As keen-eyed viewers will spot from the fender badging, the C7.R—like the preceding factory-built C6 Corvette race car—is based on the Z06. The race car’s January 2014 reveal coincided with the C7 Z06’s appearance at the 2014 Detroit auto show. The two share a hydroformed aluminum frame, along with some bodywork and aero components, but the race car did not adopt the 6.2-liter, supercharged and intercooled LT4 V-8 under the production Z06’s hood.
The rules of the TUDOR United SportsCar Championship (which combined the American Le Mans Series and the GRAND-AM Rolex Sports Car Series for the 2014 season) capped displacement for forced-induction cars at 4.0 liters (5.5 liters for naturally aspirated), so Pratt & Miller instead equipped the C7.R with a time-proven, race-prepped and naturally aspirated 5.5-liter Chevy small-block. Direct injection returned, thanks to its presence on the road-legal Z06’s powerplant, for the first time since 2001.
The C6.R cast a long shadow: in the first half of its race tenure alone, in GT1-spec, it racked up 39 race wins in the ALMS series and three class wins at Le Mans. Under the updated GT2 rules, it notched another 12 wins and a 2011 in-class win at Le Mans. Still, the C7.R, the last of the front-engine racing Corvettes, did the team proud. The platform boasts 17 wins in five seasons and one Le Mans class win (2015).

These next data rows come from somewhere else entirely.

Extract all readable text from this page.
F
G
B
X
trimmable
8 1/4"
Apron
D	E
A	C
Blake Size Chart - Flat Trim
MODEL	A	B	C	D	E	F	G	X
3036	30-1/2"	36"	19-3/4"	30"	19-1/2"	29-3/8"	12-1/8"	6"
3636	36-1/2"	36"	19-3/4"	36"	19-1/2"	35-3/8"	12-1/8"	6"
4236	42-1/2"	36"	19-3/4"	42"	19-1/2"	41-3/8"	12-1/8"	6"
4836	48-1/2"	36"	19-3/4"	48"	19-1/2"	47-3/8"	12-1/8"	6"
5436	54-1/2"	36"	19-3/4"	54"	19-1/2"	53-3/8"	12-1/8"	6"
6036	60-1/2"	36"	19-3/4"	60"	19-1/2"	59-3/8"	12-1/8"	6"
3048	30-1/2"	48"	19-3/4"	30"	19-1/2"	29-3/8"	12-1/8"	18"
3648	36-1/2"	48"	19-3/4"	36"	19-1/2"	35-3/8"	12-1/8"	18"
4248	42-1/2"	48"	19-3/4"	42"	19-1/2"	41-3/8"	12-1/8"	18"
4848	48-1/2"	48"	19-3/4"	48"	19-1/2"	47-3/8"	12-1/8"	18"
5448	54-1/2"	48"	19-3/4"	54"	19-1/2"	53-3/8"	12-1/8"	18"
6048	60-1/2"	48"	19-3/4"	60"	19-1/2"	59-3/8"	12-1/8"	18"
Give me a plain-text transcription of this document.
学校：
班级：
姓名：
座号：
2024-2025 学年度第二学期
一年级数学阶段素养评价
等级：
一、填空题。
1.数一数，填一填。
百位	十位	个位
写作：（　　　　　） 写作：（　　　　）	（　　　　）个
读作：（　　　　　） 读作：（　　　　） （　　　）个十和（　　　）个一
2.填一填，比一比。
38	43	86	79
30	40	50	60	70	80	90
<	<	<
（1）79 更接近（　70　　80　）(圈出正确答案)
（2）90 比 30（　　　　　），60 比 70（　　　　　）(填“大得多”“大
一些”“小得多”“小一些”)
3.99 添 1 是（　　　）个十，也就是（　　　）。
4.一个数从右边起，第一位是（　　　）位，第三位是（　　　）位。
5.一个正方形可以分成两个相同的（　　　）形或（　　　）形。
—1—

This particular car bears the no. 3 it wore when roaring to victory at the 2015 Rolex 24 at Daytona and the 2015 Sebring 12 Hours. No. 3 was fielded by a trio of Corvette factory drivers: Antonio García, Ryan Briscoe, and Jan Magnussen. (García remains with the team today and helms the C8.R.) Though it didn’t run at Le Mans in 2015, due to an accident in qualifying, the no. 3 car showed its grit at its first 24 Hours of Le Mans in 2014. That year, Magnussen, García, and Jordan Taylor finished just 30 seconds behind the AF Corse Ferrari for a heartbreaking second-place finish.
On top of its heady competition accomplishments, the C7.R carries the distinction as the final front-engine platform in Corvette racing history. Is $950K a fair asking price?
“It used to be that nothing was worth less than last year’s race car, but those days are long gone,” says John Wiley, Hagerty’s manager of valuation analytics. “On the other hand, almost seven figures for a seven-year-old race car is a lot, but this is not your average used racer. A motorsport veteran with this kind of history doesn’t come cheap. For example, a 1967 Chevrolet Corvette L88, which is considered the winningest L88 of all time, was recently a no-sale at $3.2 million, and that makes this 2014 C7.R look like a bargain.”
Only time will tell whether an enterprising Corvette or motorsports collector will pull the trigger. With any luck, wherever it ends up, this beast will get many chances to roar on a track as Pratt & Miller intended. Perhaps at Laguna Seca, for the 2021 Monterey Motorsports Reunion? The 1983–2016 Masters Endurance Legends class looks like a solid fit.